You are viewing a plain text version of this content. The canonical link for it is here.
Posted to user@spark.apache.org by Jiří Syrový <sy...@gmail.com> on 2018/05/03 17:43:37 UTC

[Structured streaming, V2] commit on ContinuousReader

Version: 2.3, DataSourceV2, ContinuousReader

Hi,

We're creating a new data source to fetch data from streaming source that
requires commiting received data and we would like to commit data once in a
while after it has been retrieved and correctly processed and then fetch
more.

One option could be to rely on spark committing already read data
using *commit(end:
Offset)* that is present in *ContinuousReader (v2.reader.streaming)*, but
it seems that this method is never called.

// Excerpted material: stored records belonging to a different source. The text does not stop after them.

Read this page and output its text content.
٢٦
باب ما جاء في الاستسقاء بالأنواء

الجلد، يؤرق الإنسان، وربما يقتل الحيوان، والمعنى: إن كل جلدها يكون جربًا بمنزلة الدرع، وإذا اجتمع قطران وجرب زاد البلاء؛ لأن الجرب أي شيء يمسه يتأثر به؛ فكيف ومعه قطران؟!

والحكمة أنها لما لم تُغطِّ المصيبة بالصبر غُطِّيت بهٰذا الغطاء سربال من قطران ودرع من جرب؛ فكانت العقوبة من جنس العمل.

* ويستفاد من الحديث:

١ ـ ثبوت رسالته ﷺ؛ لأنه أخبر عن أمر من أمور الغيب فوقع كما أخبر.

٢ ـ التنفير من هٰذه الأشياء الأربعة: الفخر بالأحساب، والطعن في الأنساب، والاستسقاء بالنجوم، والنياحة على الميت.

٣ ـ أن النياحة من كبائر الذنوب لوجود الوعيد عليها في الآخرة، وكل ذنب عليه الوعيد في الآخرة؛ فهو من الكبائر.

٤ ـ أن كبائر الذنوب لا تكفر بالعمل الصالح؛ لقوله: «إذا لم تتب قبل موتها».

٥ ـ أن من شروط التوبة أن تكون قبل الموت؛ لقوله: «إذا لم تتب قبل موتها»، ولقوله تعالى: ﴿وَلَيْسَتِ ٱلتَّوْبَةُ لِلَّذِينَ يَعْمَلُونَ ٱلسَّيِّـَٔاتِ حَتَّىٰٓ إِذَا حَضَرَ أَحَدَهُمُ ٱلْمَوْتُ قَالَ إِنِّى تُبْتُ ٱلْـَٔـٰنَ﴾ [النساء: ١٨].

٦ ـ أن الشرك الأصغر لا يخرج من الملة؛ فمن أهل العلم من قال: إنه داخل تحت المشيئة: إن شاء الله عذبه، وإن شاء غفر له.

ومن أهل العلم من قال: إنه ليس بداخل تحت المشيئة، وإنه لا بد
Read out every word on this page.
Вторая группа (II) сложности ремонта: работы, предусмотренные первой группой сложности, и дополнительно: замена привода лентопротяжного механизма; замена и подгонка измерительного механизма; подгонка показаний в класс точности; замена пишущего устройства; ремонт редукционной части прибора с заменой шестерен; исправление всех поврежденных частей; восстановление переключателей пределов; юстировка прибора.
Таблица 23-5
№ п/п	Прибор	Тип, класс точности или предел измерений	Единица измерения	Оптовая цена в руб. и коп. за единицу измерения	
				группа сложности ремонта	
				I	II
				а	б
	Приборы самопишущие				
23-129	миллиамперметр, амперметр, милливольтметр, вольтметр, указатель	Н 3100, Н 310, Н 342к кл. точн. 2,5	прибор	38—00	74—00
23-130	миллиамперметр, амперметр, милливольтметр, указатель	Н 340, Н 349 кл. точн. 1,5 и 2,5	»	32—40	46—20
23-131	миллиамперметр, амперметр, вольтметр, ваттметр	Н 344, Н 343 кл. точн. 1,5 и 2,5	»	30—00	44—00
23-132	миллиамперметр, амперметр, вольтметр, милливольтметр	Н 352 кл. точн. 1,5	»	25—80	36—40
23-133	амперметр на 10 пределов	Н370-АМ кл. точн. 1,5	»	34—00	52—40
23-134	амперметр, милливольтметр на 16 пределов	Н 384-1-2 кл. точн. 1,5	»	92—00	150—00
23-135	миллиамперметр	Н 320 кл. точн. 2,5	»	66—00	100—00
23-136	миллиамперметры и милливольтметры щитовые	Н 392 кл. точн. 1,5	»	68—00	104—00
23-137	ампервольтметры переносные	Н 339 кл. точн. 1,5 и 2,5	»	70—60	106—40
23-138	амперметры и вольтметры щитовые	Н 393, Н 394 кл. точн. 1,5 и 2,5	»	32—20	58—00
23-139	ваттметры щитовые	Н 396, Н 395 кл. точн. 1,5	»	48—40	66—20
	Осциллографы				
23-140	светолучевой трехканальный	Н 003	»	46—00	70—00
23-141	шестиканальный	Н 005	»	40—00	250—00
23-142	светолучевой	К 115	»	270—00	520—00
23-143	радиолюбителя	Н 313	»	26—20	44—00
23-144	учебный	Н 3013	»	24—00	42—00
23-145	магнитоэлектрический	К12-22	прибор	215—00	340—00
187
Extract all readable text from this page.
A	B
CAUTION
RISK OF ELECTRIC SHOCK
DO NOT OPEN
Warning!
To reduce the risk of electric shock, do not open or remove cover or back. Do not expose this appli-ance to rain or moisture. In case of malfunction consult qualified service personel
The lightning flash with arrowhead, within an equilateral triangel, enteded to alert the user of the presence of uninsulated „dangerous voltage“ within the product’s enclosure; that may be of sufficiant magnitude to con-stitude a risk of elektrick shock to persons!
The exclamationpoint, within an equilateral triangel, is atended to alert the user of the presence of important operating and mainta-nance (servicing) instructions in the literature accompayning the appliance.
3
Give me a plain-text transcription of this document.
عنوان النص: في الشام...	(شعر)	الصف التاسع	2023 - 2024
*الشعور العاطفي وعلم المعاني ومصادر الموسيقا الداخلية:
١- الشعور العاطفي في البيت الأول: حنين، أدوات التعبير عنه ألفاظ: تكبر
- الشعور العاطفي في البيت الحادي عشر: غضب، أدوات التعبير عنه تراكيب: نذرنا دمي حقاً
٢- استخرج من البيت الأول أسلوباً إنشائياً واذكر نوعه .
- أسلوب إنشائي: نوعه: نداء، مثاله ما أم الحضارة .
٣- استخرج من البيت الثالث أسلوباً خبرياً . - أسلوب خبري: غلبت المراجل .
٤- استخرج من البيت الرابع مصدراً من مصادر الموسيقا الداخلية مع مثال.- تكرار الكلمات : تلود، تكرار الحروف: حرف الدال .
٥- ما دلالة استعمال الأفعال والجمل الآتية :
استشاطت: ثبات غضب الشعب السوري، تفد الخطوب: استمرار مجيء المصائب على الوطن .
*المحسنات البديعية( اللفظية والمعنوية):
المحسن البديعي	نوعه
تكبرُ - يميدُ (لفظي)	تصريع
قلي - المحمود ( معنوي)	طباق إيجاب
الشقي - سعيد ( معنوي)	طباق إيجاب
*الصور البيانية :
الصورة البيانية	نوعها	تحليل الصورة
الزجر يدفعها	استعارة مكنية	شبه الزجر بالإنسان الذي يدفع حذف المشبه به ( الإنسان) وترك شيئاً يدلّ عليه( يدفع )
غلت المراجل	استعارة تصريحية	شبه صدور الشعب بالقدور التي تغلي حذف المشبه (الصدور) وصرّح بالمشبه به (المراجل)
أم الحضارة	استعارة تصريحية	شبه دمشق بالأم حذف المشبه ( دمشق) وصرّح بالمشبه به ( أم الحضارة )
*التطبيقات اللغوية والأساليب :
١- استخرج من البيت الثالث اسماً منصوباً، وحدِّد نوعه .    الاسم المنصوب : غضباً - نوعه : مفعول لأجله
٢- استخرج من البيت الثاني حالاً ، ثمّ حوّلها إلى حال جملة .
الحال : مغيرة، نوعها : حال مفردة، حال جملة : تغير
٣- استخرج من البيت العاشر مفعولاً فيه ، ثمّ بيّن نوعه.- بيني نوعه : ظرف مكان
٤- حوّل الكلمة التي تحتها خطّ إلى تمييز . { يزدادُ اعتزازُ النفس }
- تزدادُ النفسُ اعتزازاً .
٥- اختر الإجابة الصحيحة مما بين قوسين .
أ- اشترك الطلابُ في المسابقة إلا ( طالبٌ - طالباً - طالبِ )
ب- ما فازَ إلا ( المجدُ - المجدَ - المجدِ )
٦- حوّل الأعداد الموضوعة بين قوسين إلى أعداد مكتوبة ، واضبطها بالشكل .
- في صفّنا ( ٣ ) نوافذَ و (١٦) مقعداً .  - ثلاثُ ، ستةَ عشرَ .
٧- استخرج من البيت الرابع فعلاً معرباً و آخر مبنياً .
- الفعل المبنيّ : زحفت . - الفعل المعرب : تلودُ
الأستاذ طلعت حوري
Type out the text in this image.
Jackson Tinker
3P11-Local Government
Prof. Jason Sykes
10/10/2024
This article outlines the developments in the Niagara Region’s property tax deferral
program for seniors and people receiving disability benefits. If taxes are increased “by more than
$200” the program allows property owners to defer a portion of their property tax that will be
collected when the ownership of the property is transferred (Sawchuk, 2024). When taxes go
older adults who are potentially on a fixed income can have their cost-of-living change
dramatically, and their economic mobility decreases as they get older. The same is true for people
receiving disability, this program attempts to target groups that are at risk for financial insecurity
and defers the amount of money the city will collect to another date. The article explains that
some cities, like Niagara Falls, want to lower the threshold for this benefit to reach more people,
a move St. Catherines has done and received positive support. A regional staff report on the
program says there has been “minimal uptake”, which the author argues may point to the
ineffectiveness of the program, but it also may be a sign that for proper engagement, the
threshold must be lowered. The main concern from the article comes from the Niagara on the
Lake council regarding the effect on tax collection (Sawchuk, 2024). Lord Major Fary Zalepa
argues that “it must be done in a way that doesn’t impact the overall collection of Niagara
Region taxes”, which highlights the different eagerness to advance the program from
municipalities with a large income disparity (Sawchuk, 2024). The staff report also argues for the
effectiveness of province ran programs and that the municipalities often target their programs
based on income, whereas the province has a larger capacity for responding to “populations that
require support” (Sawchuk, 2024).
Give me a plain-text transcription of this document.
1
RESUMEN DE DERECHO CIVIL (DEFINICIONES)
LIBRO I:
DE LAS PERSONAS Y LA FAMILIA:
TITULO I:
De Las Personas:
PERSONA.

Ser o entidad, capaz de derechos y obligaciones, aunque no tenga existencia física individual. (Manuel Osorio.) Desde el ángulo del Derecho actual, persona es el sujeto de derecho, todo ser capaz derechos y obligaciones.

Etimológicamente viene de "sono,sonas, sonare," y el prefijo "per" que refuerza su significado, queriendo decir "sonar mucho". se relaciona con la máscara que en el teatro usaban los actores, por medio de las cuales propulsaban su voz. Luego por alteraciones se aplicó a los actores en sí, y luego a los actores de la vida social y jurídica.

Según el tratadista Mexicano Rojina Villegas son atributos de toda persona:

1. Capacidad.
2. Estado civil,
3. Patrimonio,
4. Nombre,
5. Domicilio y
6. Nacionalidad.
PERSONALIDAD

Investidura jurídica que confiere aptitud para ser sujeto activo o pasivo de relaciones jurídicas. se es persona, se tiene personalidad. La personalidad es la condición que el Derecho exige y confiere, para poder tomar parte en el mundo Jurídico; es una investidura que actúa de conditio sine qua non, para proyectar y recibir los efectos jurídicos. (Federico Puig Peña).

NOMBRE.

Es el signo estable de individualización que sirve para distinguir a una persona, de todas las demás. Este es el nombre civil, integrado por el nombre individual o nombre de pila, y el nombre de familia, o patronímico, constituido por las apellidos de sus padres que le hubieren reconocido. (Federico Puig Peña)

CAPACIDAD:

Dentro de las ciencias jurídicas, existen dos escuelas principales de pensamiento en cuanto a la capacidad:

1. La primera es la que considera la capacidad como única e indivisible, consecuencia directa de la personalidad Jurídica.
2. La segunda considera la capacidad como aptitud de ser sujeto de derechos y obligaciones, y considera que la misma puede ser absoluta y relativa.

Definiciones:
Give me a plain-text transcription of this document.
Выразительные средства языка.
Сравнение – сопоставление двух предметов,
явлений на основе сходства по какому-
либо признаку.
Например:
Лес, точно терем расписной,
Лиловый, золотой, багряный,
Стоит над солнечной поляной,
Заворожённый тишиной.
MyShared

The question is if this method *commit(end: Offset) is ever* used and when?
I went through part of Spark code base, but haven't really found any place
where it could be called.

Thanks,
Jiri

Re: [Structured streaming, V2] commit on ContinuousReader

Posted by Joseph Torres <jo...@databricks.com>.
In the master branch, we currently call this method in
ContinuousExecution.commit().

Note that the ContinuousReader API is experimental and undergoing active
design work. We will definitely include some kind of functionality to
back-commit data once it's been processed, but the handle we eventually
stabilize won't necessarily be `*commit(end: Offset)`.*

On Thu, May 3, 2018 at 10:43 AM, Jiří Syrový <sy...@gmail.com> wrote:

> Version: 2.3, DataSourceV2, ContinuousReader
>
> Hi,
>
> We're creating a new data source to fetch data from streaming source that
> requires commiting received data and we would like to commit data once in a
> while after it has been retrieved and correctly processed and then fetch
> more.
>
> One option could be to rely on spark committing already read data using *commit(end:
> Offset)* that is present in *ContinuousReader (v2.reader.streaming)*, but
> it seems that this method is never called.
>
> The question is if this method *commit(end: Offset) is ever* used and
> when? I went through part of Spark code base, but haven't really found any
> place where it could be called.
>
> Thanks,
> Jiri
>
>